Abstract

The head-orientation response of 2- and 4-day-old breast-feeding neonates was studied in paired-choice odor tests. Three tests were conducted on day 2 (amniotic fluid [AF] versus Colostrum; AF versus Control; Colostrum versus Control) and on day 4 (AF versus Milk; AF versus Control; Milk versus Control). At 2 days, both AF and Colostrum elicited positive orientation when presented simultaneously with the control stimulus, indicating that both odors were detectable to the infants. However, no differential responses were noted when AF and colostrum were presented concurrently, suggesting that both of these substrates were treated as similar sensorily and/or hedonically. On day 4, the odors of AF and transitional milk elicited attraction responses when presented in competition with a control stimulus. When the odor of milk was presented simultaneously with the odor of AF, the former elicited longer head orientation. Thus, within the first 4 days of life olfactory selectivity changes from a null preference between cues carried in AF and in colostrum to a positive preference for cues carried in postamniotic odors, that is, breast milk.
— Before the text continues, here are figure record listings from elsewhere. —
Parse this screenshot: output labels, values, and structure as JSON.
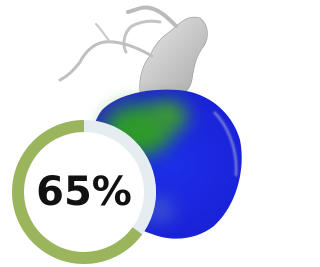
{
  "progress": {
    "value": 65,
    "label": "65%",
    "lim": [
      0,
      100
    ]
  }
}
An additional experiment indicated that 3-day-old neonates orient longer toward the odor of their own AF than toward the odor of alien AF, showing that prenatal odors elicit selective responding for some time after birth. Altogether these results were interpreted as supporting the hypotheses that prenatal experience might influence the earliest odor preferences in the breast-feeding human neonate and that these preferences rapidly evolve according to postnatal experience.